We have two heaps: $H_1,H_2$ that have $n_1,n_2$ elements ($H_1$ have $n_1$ elements and $H_2$ have $n_2$ elements).
We know that the smallest element at $H_1$ is bigger the root (the biggest element) of $H_2$.
We want algorithm that makes one heap from both at $O(n_2)$.
My suggestion (at brief):
We have two cases:
- $n_1>n_2$ - At this case we have no problem at we take all the
elements of $H_2$ and put it on $H_1$. Why this will work? Lets say
that $H_1$ have $l_1$ leaves, so we know that: $$2l_1\ge n1 > n2$$
So if we put all the elements of $H_2$ at the leaves of $H_1$ and every new element of $H_2$ will be under element of $H_1$ (and because we know that every element of $H_1$ is bigger then every element of $H_2$ -> There is no problem! it's $O(n_2)$ - $n_2\ge n_1$ - At this case what we will do is this - we have to verify that all the elements at some level at the heap are bigger the then elements of level below.
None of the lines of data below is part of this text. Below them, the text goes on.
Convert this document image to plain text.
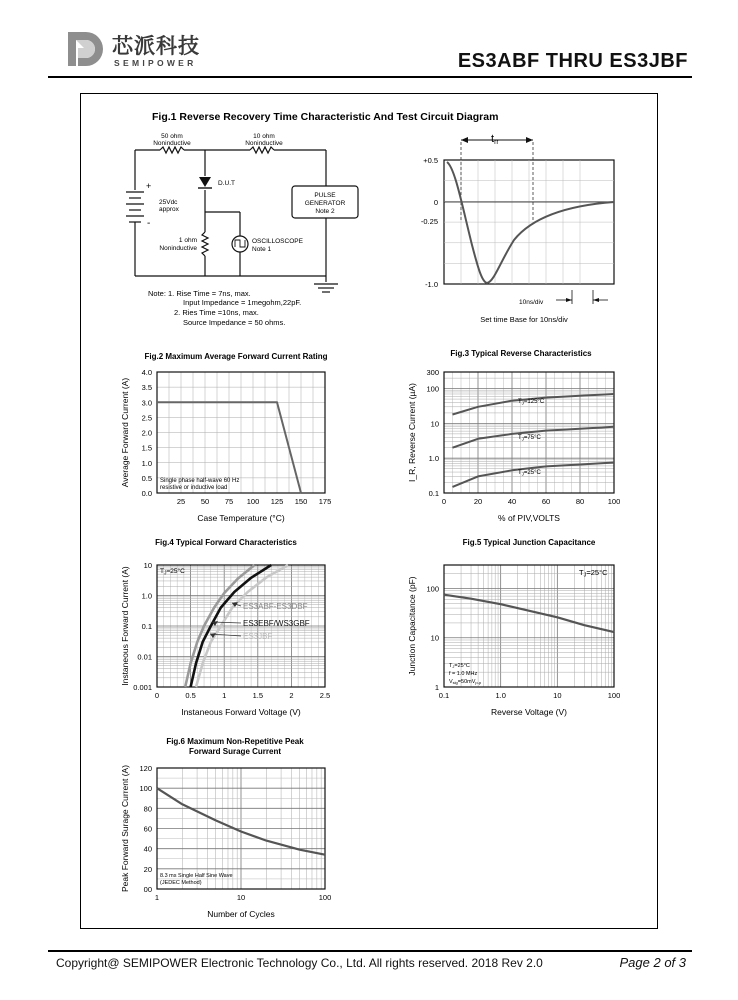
芯派科技
SEMIPOWER	ES3ABF THRU ES3JBF
Fig.1 Reverse Recovery Time Characteristic And Test Circuit Diagram
50 ohm
Noninductive
10 ohm
Noninductive
+
-
25Vdc
approx
D.U.T
PULSE
GENERATOR
Note 2
1 ohm
Noninductive
OSCILLOSCOPE
Note 1
Note: 1. Rise Time = 7ns, max.
Input Impedance = 1megohm,22pF.
2. Ries Time =10ns, max.
Source Impedance = 50 ohms.
trr
+0.5
0
-0.25
-1.0
10ns/div
Set time Base for 10ns/div
25 50 75 100 125 150 175
0.0
0.5
1.0
1.5
2.0
2.5
3.0
3.5
4.0
Single phase half-wave 60 Hz
resistive or inductive load
Fig.2 Maximum Average Forward Current Rating
Case Temperature (°C)
Average Forward Current (A)	$T_J=125^\circ C$
$T_J=75^\circ C$
$T_J=25^\circ C$
0	20	40	60	80	100
300
100
10
1.0
0.1
Fig.3 Typical Reverse Characteristics
% of PIV,VOLTS
I_R, Reverse Current (µA)
ES3ABF-ES3DBF
ES3EBF/WS3GBF
ES3JBF
$T_J=25^\circ C$
0	0.5	1	1.5	2	2.5
10
1.0
0.1
0.01
0.001
Fig.4 Typical Forward Characteristics
Instaneous Forward Voltage (V)
Instaneous Forward Current (A)	$T_J=25^\circ C$
TJ=25°C
f = 1.0 MHz
Vsig=50mVp-p
0.1	1.0	10	100
100
10
1
Fig.5 Typical Junction Capacitance
Reverse Voltage (V)
Junction Capacitance (pF)
8.3 ms Single Half Sine Wave
(JEDEC Method)
1	10	100
120
100
80
60
40
20
00
Fig.6 Maximum Non-Repetitive Peak
Forward Surage Current
Number of Cycles
Peak Forward Surage Current (A)
Copyright@ SEMIPOWER Electronic Technology Co., Ltd. All rights reserved. 2018 Rev 2.0	Page 2 of 3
How we doing it? We know that the root is the biggest element at $H_2$ and we look for smallest element at the leaves, and of course it's $O(n_2)$ because we look for a minimum at something that it's size is less then $n_2$.
After we those two elements we can use Counting Sort and after this sort we will put the elements of $H_2$ after $H_1$ - and this will be also $O(n_2)$...
Did I right? My proof is wrong? If yes - how can I fix it?
Thank you!